Your divorce is a turning point. After spending years joining your life to your spouse’s, perhaps even raising children together, you must now spend time dividing your lives and making plans to move in different directions.
Certainly, much of those plans will involve finances, and the decisions you make over the next few months will have a profound impact on your financial security and overall well-being. With this in mind, you may benefit from taking a critical look at your situation before agreeing to any arbitrary division of property.
Cutting your losses
It may seem fair to accept asset for asset, trading the retirement account for the house and cutting the savings down the middle. However, financial experts suggest you look at the big picture and calculate the long-term consequences of these decisions. Sometimes something that seems like as asset at first may end up being a liability.

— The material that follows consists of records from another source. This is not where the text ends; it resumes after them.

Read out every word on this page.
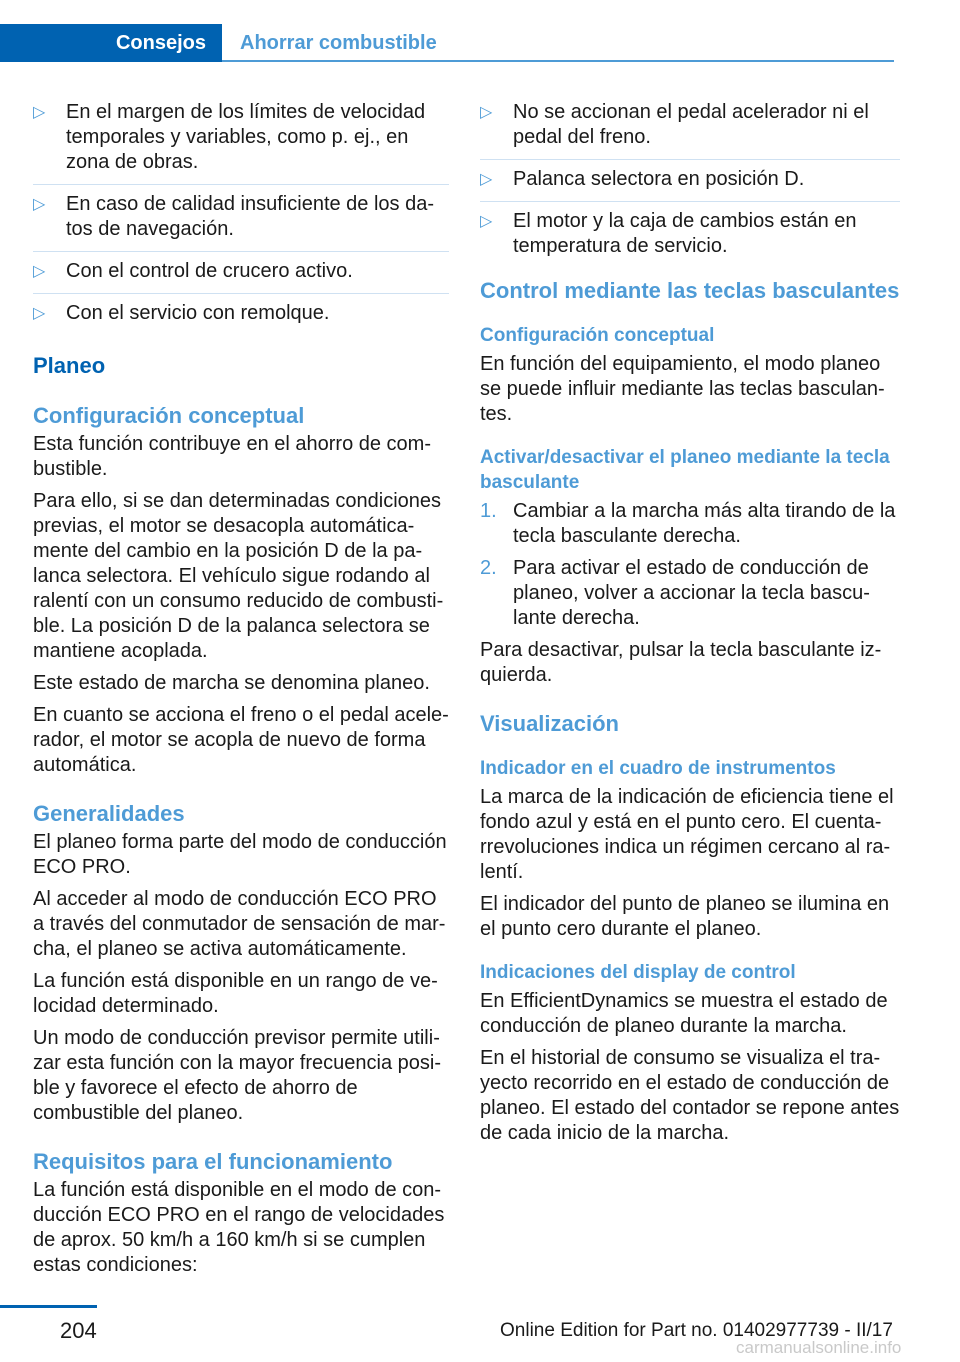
Consejos	Ahorrar combustible
▷ En el margen de los límites de velocidad temporales y variables, como p. ej., en zona de obras.
▷ En caso de calidad insuficiente de los datos de navegación.
▷ Con el control de crucero activo.
▷ Con el servicio con remolque.
Planeo
Configuración conceptual

Esta función contribuye en el ahorro de combustible.

Para ello, si se dan determinadas condiciones previas, el motor se desacopla automáticamente del cambio en la posición D de la palanca selectora. El vehículo sigue rodando al ralentí con un consumo reducido de combustible. La posición D de la palanca selectora se mantiene acoplada.

Este estado de marcha se denomina planeo.

En cuanto se acciona el freno o el pedal acelerador, el motor se acopla de nuevo de forma automática.

Generalidades

El planeo forma parte del modo de conducción ECO PRO.

Al acceder al modo de conducción ECO PRO a través del conmutador de sensación de marcha, el planeo se activa automáticamente.

La función está disponible en un rango de velocidad determinado.

Un modo de conducción previsor permite utilizar esta función con la mayor frecuencia posible y favorece el efecto de ahorro de combustible del planeo.

Requisitos para el funcionamiento

La función está disponible en el modo de conducción ECO PRO en el rango de velocidades de aprox. 50 km/h a 160 km/h si se cumplen estas condiciones:

▷ No se accionan el pedal acelerador ni el pedal del freno.
▷ Palanca selectora en posición D.
▷ El motor y la caja de cambios están en temperatura de servicio.
Control mediante las teclas basculantes
Configuración conceptual

En función del equipamiento, el modo planeo se puede influir mediante las teclas basculantes.

Activar/desactivar el planeo mediante la tecla basculante
1. Cambiar a la marcha más alta tirando de la tecla basculante derecha.
2. Para activar el estado de conducción de planeo, volver a accionar la tecla basculante derecha.

Para desactivar, pulsar la tecla basculante izquierda.

Visualización
Indicador en el cuadro de instrumentos

La marca de la indicación de eficiencia tiene el fondo azul y está en el punto cero. El cuentarrevoluciones indica un régimen cercano al ralentí.

El indicador del punto de planeo se ilumina en el punto cero durante el planeo.

Indicaciones del display de control

En EfficientDynamics se muestra el estado de conducción de planeo durante la marcha.

En el historial de consumo se visualiza el trayecto recorrido en el estado de conducción de planeo. El estado del contador se repone antes de cada inicio de la marcha.

204	Online Edition for Part no. 01402977739 - II/17
carmanualsonline.info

Your house may be a prime example of this. Unless you have no mortgage loan, your taxes are low and your appliances are in factory-new condition, winning the house in a divorce settlement may not really be a win. The benefits are undeniable. You get to avoid one more major change, hold on to sentimental value and keep your kids in a familiar environment. However, consider the following expenses:
- Maintenance and repairs
Also, keep in mind those weekly or seasonal chores like mowing the grass and cleaning the gutters. If your spouse handled these jobs, you may have to hire someone to take care of them. Trading the house for a retirement account or other liquid asset may not be a fair trade, even if both seem to have equal face value.
Is your future secure?
Another consideration is the security of your alimony or child support payments, if you are in a situation to receive those from your spouse. Many divorced spouses who rely on support payments purchase life insurance policies on the paying spouse to ensure those payments continue after the spouse dies.
If you fear you would fall on hard times if support payments stop, or if you want to make sure your former spouse and children continue to receive payments in the event of your untimely death, an insurance policy may be a wise investment.
Other assets may have similar face values but very different tax implications. If you get the 401(k), for example, you will face tax penalties when you withdraw money. You will certainly want to have access to money for your daily expenses, at least until your feet are on firmer ground.
A divorce settlement is often more complex than it seems, and taking assets at face value may leave you with an unfair portion. Before agreeing to any division of property, seeking advice from a California legal professional may be in your best interests.